Modutram was founded in 2010 by professionals of the Guadalajara automotive industry with the objective of creating a technological innovation that would improve urban mobility in Mexico. Autotrén is a Group Rapid Transport (GRT) system developed by the triple-helix approach of a team of Mexican companies and research centers with government support. It is a modular transportation system that can be either underground or above road level. “Autotrén’s main focus is to serve backbone axes of medium capacity. This is lower capacity than metro but similar to Bus Rapid Transit (BRT) systems. These medium capacity main axes have around 10,000-15,000 passengers per hour per direction but are often unviable to develop at a street level. In those cases, Autotrén’s lean infrastructure makes them viable,” Mijares says.
The modularity of the system means savings of space and money. “Transportation corridors do not have the same demand throughout their entire extension. There are segments that require higher capacity but others that have lower demand; capacity can be built accordingly,” he says. In comparison to other systems, Autotrén’s modularity allows it to interchange the size of its stations according to the expected demand, unlike conventional rail systems. “Intermediate stations with lower demand would be smaller but stations integrated with other MTS would be much bigger, with several parallel modules. Larger stations can be integrated with other systems such as BRTs or metro lines,” he says. “All the stations are equipped with an overtaking lane to provide an express or semi-express service to passengers. Optionally, each service can be scheduled according to real-time demand.” This is done through destination kiosks that allow users to choose the station they want to go to, says Mijares.
Although Autotrén offers a unique value proposition, its main challenge is convincing local governments of its virtues. “The main obstacle to overcome is that it is new in the market and we have to convince governments and investors that it is going to work. Government and investors tend to look for success cases first,” says Mijares. Although the system is new, it employs technology that is readily available and most importantly a financial scheme that has already been successful in Mexico.
Modutram wishes to integrate Autotrén into cities through PPP schemes, just like that used for the Metrobús system. Mijares proposes that Autotrén use the same financing as a BRT system; through FONADIN’S PROTRAM fund entities it could retrieve financing and then transport companies could invest in the rolling stock. “The financial scheme has already proved to function well throughout the country and there would be no problem adapting it to Autotrén,” he says. The PROTRAM program is part of FONADIN and it grants federal funds to develop MTS.

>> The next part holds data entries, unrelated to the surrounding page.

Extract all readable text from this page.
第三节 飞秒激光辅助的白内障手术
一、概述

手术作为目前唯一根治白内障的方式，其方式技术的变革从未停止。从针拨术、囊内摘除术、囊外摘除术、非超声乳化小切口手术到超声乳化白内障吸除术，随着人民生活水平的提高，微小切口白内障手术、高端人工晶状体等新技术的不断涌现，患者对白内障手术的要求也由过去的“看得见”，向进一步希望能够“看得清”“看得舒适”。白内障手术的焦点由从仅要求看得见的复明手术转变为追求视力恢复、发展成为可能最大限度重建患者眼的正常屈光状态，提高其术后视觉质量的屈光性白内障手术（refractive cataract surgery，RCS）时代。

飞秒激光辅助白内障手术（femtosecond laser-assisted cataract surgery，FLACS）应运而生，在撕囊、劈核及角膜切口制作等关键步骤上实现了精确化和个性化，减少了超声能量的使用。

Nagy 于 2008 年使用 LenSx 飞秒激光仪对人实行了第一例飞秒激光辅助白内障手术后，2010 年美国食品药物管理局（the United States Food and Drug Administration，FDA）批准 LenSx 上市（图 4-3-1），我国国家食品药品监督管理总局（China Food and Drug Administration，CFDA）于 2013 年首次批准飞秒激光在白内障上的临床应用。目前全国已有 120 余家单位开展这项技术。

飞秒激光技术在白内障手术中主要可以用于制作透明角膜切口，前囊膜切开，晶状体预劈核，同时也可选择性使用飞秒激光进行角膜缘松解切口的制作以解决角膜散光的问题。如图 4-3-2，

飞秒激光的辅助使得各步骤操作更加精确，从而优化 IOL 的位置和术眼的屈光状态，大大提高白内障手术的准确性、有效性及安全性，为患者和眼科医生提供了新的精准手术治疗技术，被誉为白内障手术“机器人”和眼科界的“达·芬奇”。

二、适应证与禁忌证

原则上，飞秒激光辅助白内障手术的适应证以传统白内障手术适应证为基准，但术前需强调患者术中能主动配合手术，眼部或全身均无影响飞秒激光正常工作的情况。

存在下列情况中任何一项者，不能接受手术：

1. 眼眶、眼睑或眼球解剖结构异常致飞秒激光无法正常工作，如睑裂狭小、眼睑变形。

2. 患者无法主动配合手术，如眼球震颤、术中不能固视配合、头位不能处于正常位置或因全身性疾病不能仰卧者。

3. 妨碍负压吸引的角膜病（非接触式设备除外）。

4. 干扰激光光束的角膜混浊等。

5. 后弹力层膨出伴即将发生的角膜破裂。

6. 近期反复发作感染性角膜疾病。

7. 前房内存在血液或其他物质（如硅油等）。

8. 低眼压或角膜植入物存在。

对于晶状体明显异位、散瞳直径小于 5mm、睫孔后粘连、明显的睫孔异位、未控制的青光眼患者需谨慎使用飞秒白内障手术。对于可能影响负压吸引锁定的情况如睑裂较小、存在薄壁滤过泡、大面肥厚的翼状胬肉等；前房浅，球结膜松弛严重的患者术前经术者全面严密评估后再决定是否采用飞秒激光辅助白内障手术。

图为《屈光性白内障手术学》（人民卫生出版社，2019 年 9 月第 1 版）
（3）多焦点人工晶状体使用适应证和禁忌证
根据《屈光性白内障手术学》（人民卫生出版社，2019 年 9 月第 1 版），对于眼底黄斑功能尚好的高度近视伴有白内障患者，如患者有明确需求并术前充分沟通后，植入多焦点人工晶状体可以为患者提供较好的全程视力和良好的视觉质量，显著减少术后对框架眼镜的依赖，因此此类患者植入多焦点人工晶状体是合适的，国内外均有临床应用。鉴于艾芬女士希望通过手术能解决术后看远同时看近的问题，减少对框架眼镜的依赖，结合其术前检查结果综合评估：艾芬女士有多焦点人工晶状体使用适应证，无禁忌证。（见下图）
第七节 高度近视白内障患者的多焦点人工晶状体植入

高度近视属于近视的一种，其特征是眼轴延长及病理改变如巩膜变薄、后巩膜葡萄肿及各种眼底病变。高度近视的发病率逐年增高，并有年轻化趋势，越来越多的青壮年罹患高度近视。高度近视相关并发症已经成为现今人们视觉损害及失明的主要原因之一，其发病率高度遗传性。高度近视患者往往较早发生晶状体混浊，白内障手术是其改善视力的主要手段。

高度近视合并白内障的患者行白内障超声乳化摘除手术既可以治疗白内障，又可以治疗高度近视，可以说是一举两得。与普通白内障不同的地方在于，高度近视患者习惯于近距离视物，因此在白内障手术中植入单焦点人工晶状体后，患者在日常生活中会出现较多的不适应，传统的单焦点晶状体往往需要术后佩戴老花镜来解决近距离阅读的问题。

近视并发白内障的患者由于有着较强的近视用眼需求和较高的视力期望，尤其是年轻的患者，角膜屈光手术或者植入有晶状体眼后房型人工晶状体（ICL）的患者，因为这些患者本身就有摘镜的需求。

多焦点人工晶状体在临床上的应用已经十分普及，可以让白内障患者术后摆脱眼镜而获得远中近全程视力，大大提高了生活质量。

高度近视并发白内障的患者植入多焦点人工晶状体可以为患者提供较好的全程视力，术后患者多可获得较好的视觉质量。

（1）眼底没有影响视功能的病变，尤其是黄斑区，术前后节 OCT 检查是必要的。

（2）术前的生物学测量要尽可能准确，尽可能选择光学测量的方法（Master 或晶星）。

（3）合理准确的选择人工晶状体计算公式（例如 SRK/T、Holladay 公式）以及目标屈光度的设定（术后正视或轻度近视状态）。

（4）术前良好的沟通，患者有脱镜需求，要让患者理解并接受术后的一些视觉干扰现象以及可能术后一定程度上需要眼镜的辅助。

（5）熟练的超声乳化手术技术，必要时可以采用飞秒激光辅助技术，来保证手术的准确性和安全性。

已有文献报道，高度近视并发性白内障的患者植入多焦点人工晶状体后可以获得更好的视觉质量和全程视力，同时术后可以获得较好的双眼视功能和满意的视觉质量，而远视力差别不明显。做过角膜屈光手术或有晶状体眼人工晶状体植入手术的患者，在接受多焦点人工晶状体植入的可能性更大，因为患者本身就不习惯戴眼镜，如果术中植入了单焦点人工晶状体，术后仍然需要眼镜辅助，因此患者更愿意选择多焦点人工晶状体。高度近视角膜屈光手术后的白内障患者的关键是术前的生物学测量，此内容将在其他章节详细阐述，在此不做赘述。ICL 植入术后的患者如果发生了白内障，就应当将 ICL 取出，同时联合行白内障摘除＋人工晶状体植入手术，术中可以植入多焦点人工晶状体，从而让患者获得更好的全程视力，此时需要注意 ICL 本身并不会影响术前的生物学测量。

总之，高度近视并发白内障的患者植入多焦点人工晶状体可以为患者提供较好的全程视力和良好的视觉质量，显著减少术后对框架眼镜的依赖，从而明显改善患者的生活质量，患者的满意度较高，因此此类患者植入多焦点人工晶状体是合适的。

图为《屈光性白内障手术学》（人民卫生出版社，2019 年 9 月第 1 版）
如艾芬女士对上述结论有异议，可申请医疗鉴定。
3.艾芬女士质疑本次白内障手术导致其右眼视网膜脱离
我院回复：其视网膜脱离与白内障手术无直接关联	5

Mijares believe that states should look at Autotrén as much more than just an MTS. “It is an urban intervention tool that has the ability to transform a city. It recovers public space by taking away street-level public transport to open up more space to pedestrians and bikes,” Mijares says. “The idea is to take space back but not for cars. The sidewalks, bike lanes and parks are the municipality’s responsibility and the state would take care of the transportation system itself.”